Und hier setzt die Bedeutung des Übersetzers ein. Wie sonst hätte man den Beitrag anderer Kulturen kennengelernt, wären die großen Werke nicht übersetzt worden? Unser Symposion hier ist ein gutes Beispiel: Wie könnten wir armen Seelen, die nur deutsch oder englisch verstehen, die Schönheit der Gedanken der persischen Dichter Hafis oder Rumi oder Saadi genießen ohne die mühsame Arbeit des Übersetzers?

Man kann zudem ohne Übertreibung sagen, daß ohne Übersetzungen bestimmter Werke der Universalkultur jene Perioden kultureller Blüte, die wir als Renaissancen kennen, nie stattgefunden hätten. Die islamische Renaissance – sei es in Bagdad unter den Kalifen Harun Al Raschid und Al Mamun, sei es unter den Herrschern im spanischen Andalusien – verdankt vieles den Beiträgen der griechischen Klassik und der Sanskritkultur, die in arabischer Übersetzung zugänglich waren. Es heißt, der Kalif habe wertvolle Bücher dem Überbringer in Gold aufwiegen lassen. Und die Übersetzer gehörten zu den bestbezahlten, angesehensten Mitarbeitern bei Hofe. Diese Werke aus der Antike sind später aus dem Arabischen ins Lateinische übertragen worden. Diese lateinischen Übersetzungen erweckten bei den italienischen Humanisten den Geschmack am Studium der Klassik, so daß sie die griechische Sprache lernten, um die Schriften im Original lesen zu können.

Im 15. Jahrhundert wurden die poetischen Werke der Italiener – von Dante und Petrarca bis Poliziano und Machiavelli – nach England gebracht und ins Englische übersetzt. Ohne diese Geschenke aus Florenz wäre die Tudor-Renaissance, wären Denker wie Thomas Morus oder Dichter wie Marlowe und Shakespeare unvorstellbar.
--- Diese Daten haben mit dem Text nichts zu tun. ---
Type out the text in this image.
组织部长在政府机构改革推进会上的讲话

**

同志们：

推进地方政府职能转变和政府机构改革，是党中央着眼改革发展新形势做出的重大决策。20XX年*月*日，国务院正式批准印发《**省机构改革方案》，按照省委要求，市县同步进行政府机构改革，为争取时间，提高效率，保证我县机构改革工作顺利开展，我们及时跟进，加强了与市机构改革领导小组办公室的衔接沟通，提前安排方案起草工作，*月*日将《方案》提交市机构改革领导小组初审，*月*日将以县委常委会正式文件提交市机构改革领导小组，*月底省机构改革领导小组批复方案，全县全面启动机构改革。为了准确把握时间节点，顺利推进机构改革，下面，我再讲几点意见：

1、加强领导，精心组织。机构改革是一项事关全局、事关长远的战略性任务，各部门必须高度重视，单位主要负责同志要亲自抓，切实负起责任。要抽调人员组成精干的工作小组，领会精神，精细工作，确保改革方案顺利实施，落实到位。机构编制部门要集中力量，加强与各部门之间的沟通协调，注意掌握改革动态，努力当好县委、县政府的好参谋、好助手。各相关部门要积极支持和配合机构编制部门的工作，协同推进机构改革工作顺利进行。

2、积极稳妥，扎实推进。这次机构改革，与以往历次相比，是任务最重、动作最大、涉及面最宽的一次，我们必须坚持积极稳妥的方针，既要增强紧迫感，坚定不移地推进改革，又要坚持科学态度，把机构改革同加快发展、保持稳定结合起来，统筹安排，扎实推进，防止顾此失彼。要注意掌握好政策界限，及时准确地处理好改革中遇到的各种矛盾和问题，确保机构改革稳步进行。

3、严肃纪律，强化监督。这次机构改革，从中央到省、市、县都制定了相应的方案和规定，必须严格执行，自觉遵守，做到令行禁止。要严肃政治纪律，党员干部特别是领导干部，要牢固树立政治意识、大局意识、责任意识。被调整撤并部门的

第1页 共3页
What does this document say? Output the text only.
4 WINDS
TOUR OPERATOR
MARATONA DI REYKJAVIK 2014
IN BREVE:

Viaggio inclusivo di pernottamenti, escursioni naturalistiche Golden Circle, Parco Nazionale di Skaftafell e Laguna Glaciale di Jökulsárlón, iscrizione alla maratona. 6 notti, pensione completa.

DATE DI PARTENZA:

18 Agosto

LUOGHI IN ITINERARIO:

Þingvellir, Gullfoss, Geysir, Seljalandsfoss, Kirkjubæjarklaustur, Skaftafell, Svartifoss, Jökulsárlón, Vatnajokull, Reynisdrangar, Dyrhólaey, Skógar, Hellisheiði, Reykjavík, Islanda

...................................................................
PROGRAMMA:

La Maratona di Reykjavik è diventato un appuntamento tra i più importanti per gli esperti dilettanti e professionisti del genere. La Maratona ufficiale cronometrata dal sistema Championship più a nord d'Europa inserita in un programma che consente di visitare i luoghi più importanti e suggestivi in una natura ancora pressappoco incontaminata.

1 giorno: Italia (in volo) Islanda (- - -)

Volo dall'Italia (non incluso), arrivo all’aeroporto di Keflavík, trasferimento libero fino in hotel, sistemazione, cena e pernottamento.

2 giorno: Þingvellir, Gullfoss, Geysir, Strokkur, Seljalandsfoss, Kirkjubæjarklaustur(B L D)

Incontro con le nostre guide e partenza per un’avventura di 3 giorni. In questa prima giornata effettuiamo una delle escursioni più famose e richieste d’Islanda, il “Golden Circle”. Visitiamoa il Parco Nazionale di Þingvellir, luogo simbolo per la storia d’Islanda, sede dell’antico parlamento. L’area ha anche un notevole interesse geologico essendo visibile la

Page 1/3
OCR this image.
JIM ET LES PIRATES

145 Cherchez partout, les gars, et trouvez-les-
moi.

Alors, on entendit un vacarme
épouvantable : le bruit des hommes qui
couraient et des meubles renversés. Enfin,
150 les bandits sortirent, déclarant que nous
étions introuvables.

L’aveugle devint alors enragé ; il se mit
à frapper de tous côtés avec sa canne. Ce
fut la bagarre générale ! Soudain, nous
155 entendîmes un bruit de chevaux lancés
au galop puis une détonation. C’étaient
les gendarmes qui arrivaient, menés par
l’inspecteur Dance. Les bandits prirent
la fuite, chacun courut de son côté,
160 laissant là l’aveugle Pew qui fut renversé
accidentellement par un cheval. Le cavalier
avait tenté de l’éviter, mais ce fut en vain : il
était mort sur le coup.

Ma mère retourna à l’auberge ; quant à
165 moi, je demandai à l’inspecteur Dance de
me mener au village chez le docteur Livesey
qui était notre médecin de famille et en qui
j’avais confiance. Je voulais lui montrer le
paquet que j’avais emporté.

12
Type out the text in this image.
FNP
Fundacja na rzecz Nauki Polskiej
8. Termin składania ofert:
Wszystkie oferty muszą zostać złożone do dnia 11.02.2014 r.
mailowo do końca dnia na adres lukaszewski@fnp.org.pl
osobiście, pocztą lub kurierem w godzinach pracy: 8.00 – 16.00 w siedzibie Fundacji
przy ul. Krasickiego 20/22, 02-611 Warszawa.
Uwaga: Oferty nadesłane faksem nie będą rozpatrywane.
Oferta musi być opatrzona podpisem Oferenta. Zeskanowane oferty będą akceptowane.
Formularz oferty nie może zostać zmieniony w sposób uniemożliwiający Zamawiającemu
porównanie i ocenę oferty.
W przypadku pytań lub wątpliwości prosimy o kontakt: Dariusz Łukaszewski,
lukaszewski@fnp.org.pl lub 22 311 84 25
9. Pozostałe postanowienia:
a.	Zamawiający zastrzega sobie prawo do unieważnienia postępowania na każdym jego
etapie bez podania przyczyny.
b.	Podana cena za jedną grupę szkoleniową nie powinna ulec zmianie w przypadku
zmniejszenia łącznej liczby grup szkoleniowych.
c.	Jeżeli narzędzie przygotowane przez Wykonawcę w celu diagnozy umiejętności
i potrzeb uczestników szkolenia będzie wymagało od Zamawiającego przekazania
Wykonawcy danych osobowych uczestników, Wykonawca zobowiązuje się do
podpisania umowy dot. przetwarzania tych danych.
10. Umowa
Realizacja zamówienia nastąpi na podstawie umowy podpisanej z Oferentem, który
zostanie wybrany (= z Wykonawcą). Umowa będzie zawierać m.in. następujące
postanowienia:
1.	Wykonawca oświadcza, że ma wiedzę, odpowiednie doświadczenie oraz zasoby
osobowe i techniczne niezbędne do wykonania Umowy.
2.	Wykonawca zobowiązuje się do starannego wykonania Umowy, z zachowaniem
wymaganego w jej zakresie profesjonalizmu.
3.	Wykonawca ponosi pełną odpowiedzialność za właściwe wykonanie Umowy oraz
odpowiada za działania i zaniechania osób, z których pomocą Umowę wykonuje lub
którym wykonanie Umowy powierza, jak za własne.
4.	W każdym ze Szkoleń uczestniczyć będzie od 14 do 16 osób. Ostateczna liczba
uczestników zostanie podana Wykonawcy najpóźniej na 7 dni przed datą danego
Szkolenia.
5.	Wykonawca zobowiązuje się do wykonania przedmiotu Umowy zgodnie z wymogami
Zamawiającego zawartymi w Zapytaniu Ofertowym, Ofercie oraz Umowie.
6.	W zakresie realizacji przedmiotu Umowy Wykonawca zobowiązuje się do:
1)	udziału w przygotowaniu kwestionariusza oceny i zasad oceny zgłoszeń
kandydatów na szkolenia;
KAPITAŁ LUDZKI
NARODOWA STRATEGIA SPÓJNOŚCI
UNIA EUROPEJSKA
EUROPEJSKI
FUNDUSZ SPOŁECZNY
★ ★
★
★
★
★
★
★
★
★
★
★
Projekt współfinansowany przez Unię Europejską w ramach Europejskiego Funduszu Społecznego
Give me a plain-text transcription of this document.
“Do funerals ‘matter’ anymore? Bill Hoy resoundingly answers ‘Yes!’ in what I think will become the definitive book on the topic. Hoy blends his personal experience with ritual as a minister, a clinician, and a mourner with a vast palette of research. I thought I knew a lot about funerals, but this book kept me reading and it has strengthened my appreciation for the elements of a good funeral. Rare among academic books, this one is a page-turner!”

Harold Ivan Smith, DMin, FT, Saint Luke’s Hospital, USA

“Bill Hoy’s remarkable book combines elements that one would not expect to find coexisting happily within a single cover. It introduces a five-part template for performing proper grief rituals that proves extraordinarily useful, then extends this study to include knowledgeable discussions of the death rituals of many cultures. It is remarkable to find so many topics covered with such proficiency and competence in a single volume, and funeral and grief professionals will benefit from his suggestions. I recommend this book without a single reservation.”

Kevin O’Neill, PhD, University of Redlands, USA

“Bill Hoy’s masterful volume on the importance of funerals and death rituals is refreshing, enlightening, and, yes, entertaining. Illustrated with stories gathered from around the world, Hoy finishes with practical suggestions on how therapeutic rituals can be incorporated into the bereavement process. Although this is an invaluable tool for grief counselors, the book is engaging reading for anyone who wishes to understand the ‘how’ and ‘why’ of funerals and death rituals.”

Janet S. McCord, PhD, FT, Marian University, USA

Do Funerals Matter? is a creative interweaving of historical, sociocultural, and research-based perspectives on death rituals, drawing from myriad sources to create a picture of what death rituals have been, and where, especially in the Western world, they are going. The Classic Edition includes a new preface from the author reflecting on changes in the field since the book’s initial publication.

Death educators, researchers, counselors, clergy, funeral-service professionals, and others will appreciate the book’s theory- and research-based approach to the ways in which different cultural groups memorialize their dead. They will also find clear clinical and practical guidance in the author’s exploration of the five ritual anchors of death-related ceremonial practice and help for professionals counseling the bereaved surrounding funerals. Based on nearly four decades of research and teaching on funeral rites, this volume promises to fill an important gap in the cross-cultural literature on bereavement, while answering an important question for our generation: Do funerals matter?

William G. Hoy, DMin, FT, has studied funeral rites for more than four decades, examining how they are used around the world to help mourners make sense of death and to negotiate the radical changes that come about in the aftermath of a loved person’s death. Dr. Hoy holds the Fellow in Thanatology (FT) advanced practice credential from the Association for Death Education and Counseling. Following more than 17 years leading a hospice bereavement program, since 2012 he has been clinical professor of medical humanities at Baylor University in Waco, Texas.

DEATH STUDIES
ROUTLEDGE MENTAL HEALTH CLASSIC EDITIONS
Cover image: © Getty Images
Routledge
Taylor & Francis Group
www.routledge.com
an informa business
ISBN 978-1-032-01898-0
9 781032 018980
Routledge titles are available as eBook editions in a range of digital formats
In Deutschland hat Wielands großartige Übersetzungsarbeit den Schatz des englischen Nationaldichters Shakespeare in die deutschsprachige Welt eingeführt. Shakespeares prägender Einfluß auf die deutsche Klassik, von Lessing bis Goethe und Schiller (der selber Macbeth übersetzt hat), ist wohlbekannt.

Deutschland ist gewiß das Land der Dichter und Denker, aber es ist auch Land der Philologen und Übersetzer. Kein anderes Land hat meines Wissens so viele begabte Sprachwissenschaftler hervorgebracht, die die Schätze anderer Sprachkulturen in die eigene Kultur eingebracht haben. Wenn man die Geschichte der großen Entzifferungen verlorengegangener Sprachen und Schriften der Antike – wie etwa der altpersischen Keilschrift – durchblättert, trifft man immer wieder auf Namen von Gelehrten, deutsche oder nichtdeutsche, die in Göttingen und Berlin Philologie studiert hatten. Selbst die Entdeckung der Verwandtschaft der sogenannten indogermanischen Sprachfamilie und der Gesetzmäßigkeiten dieser Verwandtschaft ist deutschen Philologen wie Bopp, Werner, Grimm und Humboldt zu verdanken.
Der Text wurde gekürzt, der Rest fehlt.